A ground-breaking ceremony was held Monday at the Musashino Imperial Mausoleum in Hachioji, in the western suburbs of Tokyo, where a mausoleum for the Empress Dowager will be built, the Imperial Household Agency said.

Representatives of the agency, including Motofumi Sumida, chief of the Maintenance and Works Department, and Archives and Mausoleums Department head Hitoshi Yamaguchi, as well as officials from Obayashi Corp., the general contractor that won the construction project, participated in the Shinto ceremony.

Priests from Hie Jinja, a shrine located in Tokyo's Nagata-cho, conducted rites to purify the building site.

Until the start of the Meiji Restoration in 1867, Hie Jinja shrine functioned as the guardian shrine for Edo Castle, now the Imperial Palace.

It was one of the highest-ranking shrines designated by the government to worship the Imperial family until the end of World War II.
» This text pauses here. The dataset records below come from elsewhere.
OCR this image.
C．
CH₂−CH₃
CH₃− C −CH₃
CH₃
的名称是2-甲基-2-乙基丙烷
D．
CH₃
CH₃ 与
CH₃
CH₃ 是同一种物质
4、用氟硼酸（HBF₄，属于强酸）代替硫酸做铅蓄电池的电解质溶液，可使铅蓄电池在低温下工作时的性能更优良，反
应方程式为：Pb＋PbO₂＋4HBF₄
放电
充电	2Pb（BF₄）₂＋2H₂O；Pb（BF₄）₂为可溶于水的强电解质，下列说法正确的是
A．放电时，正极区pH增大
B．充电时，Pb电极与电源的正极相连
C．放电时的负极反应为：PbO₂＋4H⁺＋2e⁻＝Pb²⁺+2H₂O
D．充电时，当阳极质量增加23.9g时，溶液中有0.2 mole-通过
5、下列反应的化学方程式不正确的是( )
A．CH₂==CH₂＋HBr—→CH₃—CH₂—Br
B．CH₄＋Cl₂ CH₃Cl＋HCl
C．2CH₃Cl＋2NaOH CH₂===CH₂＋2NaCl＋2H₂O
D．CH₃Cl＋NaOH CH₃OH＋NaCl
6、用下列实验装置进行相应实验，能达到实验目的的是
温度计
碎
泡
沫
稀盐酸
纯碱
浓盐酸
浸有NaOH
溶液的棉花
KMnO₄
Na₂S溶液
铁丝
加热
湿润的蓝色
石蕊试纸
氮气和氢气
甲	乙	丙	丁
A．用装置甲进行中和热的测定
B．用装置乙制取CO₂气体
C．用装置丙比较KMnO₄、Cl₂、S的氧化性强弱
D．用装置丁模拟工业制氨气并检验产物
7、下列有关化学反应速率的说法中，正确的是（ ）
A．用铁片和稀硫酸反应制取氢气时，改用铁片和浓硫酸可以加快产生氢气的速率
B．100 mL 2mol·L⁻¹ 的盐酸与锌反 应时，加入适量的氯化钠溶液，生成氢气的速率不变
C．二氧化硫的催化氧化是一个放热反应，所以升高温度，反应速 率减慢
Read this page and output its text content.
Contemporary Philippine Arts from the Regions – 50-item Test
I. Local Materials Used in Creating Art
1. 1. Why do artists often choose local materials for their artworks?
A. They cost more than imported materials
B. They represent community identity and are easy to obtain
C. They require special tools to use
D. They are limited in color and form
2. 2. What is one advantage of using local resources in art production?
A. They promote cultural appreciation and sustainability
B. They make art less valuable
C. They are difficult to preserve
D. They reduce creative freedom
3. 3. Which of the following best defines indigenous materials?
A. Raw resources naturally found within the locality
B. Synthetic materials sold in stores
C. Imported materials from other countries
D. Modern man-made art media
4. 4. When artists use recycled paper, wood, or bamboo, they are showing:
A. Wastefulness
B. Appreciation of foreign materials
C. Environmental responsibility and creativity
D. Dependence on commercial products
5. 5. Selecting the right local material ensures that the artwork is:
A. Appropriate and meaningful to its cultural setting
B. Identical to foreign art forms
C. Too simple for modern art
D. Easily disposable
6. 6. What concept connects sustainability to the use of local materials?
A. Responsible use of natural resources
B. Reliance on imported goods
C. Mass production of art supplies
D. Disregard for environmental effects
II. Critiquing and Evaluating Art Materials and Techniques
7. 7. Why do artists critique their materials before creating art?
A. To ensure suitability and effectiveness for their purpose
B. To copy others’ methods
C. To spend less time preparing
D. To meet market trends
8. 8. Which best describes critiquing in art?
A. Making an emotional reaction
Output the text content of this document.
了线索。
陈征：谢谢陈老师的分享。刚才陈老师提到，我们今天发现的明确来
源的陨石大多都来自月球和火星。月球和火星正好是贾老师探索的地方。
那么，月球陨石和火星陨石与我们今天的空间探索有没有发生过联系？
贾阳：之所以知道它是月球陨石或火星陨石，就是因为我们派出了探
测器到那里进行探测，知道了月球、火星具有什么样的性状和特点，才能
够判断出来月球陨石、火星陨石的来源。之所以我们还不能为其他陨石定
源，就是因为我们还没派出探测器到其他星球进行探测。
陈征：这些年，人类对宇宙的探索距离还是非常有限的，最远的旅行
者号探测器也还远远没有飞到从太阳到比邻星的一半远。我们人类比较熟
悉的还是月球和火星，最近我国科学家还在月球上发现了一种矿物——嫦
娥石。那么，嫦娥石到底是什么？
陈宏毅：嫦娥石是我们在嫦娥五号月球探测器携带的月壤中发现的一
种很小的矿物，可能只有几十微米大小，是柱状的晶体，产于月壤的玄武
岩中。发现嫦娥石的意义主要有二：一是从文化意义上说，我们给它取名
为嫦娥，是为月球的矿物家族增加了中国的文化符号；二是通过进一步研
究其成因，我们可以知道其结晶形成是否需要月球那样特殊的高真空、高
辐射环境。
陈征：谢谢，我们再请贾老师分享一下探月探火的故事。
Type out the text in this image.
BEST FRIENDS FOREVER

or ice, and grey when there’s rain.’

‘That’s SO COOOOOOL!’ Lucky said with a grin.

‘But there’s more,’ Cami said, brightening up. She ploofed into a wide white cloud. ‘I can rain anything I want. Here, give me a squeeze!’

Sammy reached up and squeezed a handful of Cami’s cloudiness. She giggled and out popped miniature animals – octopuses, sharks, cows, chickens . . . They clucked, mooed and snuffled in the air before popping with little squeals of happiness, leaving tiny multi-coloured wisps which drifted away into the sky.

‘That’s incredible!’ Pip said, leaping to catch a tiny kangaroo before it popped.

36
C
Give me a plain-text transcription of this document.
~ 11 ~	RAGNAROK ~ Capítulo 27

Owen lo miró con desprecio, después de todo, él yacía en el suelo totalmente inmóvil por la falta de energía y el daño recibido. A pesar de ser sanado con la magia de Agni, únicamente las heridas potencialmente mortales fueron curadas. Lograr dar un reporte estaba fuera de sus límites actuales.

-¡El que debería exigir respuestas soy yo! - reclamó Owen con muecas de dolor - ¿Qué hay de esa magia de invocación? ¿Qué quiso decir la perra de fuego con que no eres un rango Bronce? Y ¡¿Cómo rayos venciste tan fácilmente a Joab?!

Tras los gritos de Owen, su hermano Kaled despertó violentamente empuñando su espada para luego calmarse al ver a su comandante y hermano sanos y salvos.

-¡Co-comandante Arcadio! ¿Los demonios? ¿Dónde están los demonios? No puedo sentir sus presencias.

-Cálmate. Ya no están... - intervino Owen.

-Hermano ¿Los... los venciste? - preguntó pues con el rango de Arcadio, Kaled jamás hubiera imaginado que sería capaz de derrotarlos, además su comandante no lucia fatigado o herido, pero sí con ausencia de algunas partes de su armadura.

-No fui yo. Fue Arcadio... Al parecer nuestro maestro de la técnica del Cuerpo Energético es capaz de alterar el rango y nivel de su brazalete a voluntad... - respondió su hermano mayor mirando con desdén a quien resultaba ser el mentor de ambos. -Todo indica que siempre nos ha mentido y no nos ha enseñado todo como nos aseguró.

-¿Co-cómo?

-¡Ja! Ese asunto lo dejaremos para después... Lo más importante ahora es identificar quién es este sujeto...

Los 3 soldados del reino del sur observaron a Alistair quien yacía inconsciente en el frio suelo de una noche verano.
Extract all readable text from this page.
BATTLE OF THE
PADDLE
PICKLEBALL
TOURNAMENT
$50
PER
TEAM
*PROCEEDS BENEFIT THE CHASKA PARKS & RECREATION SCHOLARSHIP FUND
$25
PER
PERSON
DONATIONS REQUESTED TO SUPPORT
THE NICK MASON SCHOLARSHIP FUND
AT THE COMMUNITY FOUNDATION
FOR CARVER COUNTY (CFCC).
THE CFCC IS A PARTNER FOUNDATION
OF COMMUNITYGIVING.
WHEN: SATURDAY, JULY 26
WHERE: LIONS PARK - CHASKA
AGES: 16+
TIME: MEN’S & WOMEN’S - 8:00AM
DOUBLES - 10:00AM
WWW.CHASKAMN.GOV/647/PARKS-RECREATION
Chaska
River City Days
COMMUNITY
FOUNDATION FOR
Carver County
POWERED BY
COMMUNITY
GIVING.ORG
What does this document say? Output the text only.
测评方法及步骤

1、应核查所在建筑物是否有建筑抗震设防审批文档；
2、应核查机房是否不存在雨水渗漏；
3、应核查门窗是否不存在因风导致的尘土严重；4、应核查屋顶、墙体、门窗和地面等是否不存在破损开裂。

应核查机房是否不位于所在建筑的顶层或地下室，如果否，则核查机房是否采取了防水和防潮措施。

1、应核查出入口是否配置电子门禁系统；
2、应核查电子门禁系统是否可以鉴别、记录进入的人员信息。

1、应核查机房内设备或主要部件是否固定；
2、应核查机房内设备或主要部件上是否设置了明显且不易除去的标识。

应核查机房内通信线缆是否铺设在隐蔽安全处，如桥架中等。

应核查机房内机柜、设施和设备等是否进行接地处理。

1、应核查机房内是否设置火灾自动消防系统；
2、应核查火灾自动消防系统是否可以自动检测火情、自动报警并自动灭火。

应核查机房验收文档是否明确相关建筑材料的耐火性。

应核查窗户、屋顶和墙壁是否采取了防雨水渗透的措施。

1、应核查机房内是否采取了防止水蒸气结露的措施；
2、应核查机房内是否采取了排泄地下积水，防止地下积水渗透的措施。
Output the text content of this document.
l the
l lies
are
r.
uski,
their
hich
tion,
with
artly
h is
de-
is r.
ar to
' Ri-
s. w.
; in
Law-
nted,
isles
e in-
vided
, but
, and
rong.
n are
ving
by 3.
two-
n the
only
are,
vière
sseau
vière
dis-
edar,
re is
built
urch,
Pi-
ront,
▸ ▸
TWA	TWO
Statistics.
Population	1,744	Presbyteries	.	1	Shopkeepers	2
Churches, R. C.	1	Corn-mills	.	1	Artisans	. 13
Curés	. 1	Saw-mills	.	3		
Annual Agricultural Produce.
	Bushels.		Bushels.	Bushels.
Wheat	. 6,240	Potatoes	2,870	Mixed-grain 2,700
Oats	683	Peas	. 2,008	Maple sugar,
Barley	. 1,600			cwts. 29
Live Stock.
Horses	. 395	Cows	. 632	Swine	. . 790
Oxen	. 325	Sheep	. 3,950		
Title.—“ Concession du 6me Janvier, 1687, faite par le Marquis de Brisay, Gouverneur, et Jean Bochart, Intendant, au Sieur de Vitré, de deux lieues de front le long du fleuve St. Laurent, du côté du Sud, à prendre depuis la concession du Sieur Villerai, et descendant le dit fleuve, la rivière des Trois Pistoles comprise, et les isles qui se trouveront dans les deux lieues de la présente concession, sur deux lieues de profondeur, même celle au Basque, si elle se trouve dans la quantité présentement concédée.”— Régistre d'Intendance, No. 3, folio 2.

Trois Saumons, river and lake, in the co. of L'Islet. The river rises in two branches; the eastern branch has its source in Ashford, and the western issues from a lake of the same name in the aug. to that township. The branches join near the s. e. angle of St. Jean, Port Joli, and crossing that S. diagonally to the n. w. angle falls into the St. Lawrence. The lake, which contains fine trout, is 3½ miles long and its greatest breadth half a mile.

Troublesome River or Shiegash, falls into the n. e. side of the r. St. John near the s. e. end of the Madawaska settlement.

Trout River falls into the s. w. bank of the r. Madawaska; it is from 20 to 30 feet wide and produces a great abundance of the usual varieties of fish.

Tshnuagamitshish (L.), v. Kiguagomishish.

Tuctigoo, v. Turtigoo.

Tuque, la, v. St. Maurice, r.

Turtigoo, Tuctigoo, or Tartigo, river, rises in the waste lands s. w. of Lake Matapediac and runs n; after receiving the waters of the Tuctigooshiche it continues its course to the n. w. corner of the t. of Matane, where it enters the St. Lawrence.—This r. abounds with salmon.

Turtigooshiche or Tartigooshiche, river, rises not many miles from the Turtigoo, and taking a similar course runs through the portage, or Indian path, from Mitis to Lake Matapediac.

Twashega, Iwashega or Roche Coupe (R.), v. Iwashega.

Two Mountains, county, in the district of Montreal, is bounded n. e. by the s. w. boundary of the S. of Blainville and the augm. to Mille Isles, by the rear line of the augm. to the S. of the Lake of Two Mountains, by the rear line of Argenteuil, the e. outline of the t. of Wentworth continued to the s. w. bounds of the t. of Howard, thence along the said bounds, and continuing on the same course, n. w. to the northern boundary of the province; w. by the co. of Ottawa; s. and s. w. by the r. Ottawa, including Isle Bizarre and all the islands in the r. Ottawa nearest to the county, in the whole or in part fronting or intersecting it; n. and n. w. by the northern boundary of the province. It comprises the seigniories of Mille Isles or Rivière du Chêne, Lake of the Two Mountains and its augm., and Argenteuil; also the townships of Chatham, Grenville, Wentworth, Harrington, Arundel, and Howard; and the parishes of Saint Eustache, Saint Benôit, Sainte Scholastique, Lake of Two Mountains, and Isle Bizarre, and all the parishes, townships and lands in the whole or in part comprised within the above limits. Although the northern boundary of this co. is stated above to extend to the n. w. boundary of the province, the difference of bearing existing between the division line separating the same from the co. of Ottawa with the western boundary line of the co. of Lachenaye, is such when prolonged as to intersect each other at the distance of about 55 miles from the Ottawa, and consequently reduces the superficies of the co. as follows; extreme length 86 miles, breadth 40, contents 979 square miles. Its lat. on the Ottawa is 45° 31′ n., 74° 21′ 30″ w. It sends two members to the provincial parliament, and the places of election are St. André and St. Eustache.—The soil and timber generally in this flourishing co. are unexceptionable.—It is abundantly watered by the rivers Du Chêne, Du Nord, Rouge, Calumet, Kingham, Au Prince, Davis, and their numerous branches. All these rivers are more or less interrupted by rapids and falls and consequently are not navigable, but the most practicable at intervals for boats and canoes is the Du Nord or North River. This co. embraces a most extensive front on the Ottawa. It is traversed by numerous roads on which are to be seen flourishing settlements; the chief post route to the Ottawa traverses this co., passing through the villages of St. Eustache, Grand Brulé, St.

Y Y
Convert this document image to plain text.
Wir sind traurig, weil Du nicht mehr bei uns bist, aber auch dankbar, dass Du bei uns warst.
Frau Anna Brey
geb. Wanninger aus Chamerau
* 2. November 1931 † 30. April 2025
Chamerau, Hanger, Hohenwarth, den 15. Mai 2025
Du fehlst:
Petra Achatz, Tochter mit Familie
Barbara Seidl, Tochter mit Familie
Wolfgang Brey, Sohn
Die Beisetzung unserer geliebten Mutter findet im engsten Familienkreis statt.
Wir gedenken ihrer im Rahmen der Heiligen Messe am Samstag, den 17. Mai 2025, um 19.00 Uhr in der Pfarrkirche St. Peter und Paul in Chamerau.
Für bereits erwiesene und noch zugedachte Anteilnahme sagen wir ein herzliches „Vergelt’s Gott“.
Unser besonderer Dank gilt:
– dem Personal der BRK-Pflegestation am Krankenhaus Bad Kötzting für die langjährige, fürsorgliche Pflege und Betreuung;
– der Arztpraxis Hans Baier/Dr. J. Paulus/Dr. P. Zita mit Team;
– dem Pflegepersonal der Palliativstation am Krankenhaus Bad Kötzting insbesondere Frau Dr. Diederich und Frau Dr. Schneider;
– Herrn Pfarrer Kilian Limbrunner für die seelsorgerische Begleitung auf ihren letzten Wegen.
According to the agency, the mausoleum for the Empress Dowager, who died June 16 at age 97, will be built next to Musashino-no Misasagi, the mausoleum of her husband, the Emperor Showa.

The new mausoleum will cover about 1,800 sq. meters, compared with the 2,500-sq.-meter mausoleum of the late Emperor.

Its construction is expected to take about one year, but workers are scheduled to complete a stone structure, where the Empress Dowager's coffin will be placed by July 25, when her funeral will be held.

The government said Monday the cost of holding the funeral and building the mausoleum, which will be paid for by the government, will total 2.5 billion yen.

The Imperial Household Agency has requested money to cover the costs, saying the funeral for the Empress Dowager is public in nature because she is an object of respect and mourning for the entire populace.